General information on Bronchitis
Bronchitis is the inflammation of the bronchi, which are in the lungs. A cat with bronchitis typically coughs a lot which irritates the bronchial tubes and causes the infection to spread to the trachea. There are two types of bronchitis, acute and chronic. Acute bronchitis is most commonly caused by an infection in the upper respiratory system.
The second most common cause of acute bronchitis is a bacterial infection that may turn into chronic bronchitis. Should the acute bronchitis have a basis of bacterial infection, feline parasites may also be a cause. In chronic bronchitis, the bronchitis has been present over a prolonged period of time. A cat with acute bronchitis or feline asthma is most likely to get chronic bronchitis. Chronic bronchitis may damage the bronchial tubes. Mass amounts of mucus and pus may build up in the bronchi which may cause bronchiectasis. Chronic bronchitis may also lead to emphysema in cats, which happens when the coughing is so bad that it causes a breakdown and enlarges the alveoli.
Symptoms of Bronchitis
Should the cat have acute bronchitis, some of the symptoms may be a constant cough that is dry, hacking, very harsh, and may be mistaken as a hairball.

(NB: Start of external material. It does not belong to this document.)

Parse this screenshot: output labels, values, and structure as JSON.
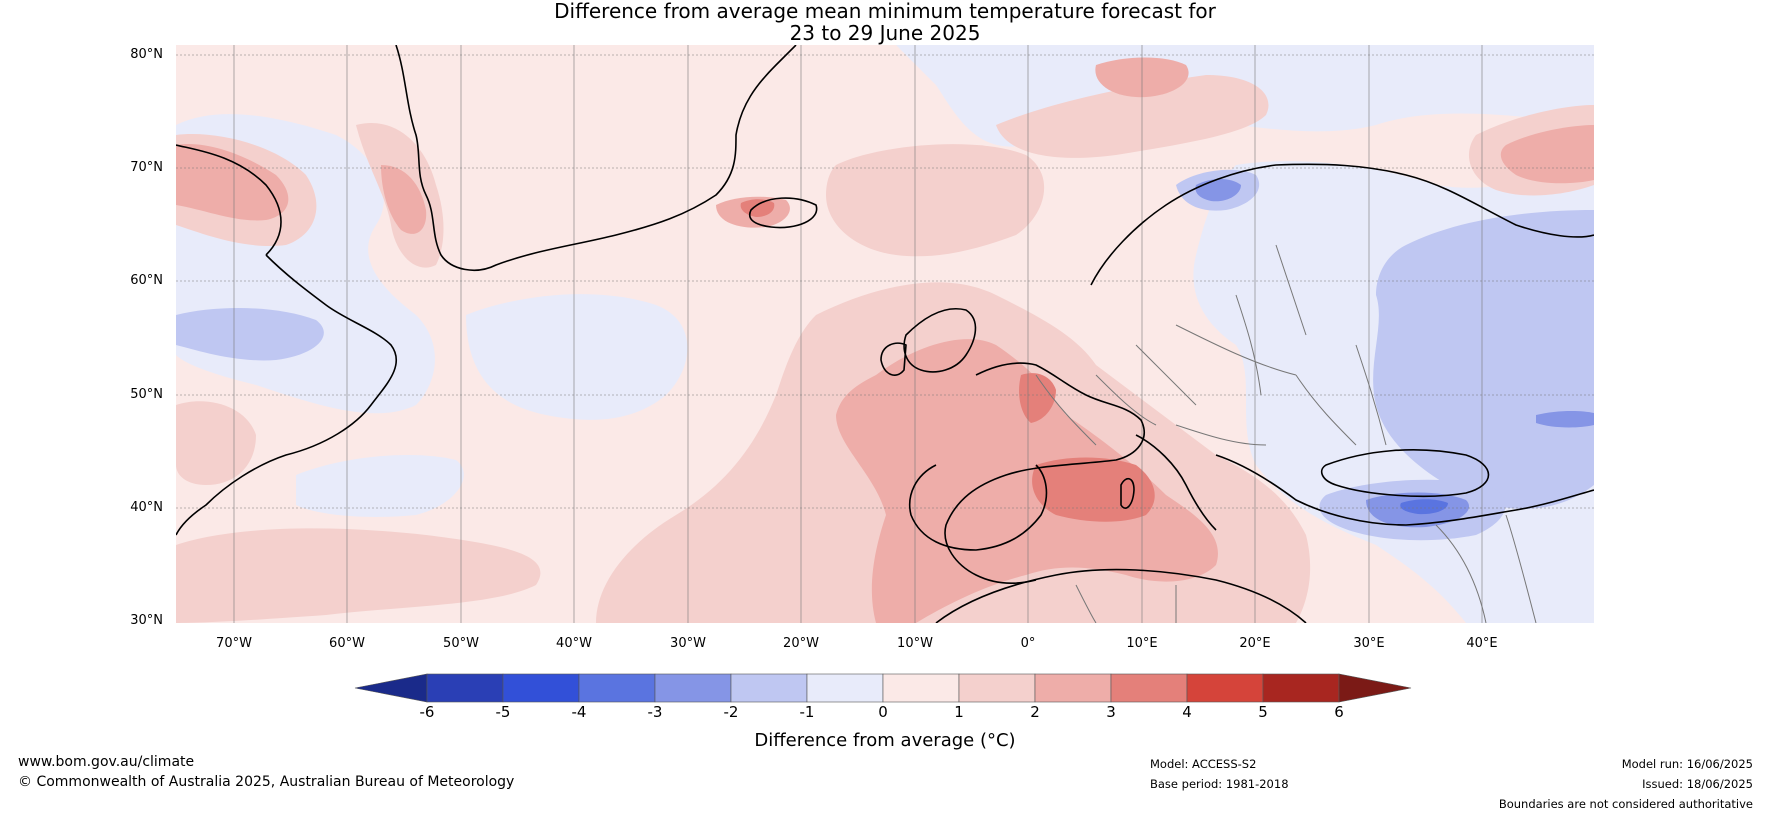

There may also be signs of a runny nose, sneezing, fever, lack of an appetite, or discharge from the eyes if there is an underlying bacterial infection. There may also be signs of lethargy and weight loss if there is an underlying feline parasite as the cause. A symptom that may be noticed for chronic bronchitis is a cough that is wet, bubbly, sounds like a wheeze, and may end with heaving and foamy saliva. The stance that a cat takes when coughing may look similar to when a cat is coughing up a hairball.
Treatments for Bronchitis
Keeping your cat in a warm room with a vaporizer to keep the room humid may be helpful. Make sure that your cat gets lots of rest. You shouldn’t give a cat with chronic bronchitis any cough suppressants due to the fact that they interfere with the healing process. Medications that make it easier to cough up phlegm may be helpful. Your veterinarian can prescribe which medications are best for your cat after an examination to diagnose and determine how severe the bronchitis is. The cat may also be given bronchodilators to help reduce inflammation and relax the breathing passageways and lessen the effects of respiratory fatigue.